Thursday morning Dow Jones futures slipped slightly, along with S&P 500 and Nasdaq futures, with focus on the Russian/Ukrainian crisis and Nvidia topped overnight earnings. The stock market rallied strongly during the course of Wednesday, but rose to close slightly after the newly released Federal Reserve meeting minutes which did not include fresh and hawkish surprises.
The US envoy to the United Nations said that Russia is heading towards an imminent invasion of Ukraine. Late Wednesday, a senior US official said Russia had added about 7,000 troops near the border, refuting the Kremlin’s allegations that it was withdrawing some troops.
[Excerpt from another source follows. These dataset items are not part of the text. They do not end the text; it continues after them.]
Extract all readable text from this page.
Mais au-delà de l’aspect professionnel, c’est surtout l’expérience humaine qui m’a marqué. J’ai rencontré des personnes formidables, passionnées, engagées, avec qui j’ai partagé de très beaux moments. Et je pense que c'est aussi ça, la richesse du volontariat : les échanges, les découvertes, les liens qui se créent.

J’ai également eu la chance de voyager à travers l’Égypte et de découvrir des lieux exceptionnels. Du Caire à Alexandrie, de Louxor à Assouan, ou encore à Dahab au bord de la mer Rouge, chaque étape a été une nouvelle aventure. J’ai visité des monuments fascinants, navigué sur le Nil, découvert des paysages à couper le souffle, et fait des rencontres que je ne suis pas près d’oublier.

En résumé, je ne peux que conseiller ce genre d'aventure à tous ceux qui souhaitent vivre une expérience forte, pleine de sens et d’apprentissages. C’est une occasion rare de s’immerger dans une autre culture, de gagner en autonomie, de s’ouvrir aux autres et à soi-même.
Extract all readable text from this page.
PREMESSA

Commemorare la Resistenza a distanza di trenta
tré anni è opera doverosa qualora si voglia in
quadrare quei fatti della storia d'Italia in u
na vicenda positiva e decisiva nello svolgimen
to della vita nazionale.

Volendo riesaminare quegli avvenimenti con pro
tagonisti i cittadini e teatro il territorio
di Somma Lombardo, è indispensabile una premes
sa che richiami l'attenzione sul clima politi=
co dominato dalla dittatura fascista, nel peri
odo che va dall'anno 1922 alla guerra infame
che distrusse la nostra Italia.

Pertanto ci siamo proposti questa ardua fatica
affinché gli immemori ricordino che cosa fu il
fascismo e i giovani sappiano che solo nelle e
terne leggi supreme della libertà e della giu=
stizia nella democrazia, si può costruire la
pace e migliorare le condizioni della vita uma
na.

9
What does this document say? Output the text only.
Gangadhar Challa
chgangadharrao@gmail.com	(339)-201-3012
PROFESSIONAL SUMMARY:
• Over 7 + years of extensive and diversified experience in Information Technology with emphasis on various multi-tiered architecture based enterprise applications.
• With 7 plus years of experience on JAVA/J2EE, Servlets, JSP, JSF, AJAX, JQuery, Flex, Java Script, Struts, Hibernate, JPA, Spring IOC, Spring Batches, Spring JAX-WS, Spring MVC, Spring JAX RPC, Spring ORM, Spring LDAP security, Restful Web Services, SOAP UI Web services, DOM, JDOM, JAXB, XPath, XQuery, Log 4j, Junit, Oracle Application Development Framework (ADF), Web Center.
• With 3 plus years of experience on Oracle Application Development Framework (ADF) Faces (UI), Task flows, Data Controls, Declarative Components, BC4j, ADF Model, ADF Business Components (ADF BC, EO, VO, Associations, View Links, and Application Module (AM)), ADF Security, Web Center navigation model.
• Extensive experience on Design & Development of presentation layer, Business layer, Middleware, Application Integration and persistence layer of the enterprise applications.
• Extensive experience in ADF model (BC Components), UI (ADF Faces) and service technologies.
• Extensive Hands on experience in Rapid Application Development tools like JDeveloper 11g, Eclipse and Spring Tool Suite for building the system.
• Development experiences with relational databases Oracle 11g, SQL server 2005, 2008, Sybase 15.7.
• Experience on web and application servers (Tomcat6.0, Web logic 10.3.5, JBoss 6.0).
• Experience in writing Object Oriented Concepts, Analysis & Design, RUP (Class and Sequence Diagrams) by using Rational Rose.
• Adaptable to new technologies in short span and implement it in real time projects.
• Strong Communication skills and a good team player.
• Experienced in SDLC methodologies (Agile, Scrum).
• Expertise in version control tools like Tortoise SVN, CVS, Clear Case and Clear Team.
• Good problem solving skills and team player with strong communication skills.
The Kremlin said overnight that it was concerned about an outbreak of unrest in eastern Ukraine. Both the Ukrainian government and pro-Russian separatists have claimed ceasefire violations
Wednesday Night Main Earnings
Nvidia stock fell modestly early Thursday despite strong earnings and guidance. AMAT stock rose slightly as a result of its positive results.
Cisco stock delivered strong results, a 3% earnings increase and a $15 billion buyback plan, indicating a move above the 200-day line but still below the 50-day line. Cisco’s results come on the heels of strong earnings from the fastest-growing competitor Arista Networks (Network) on Monday.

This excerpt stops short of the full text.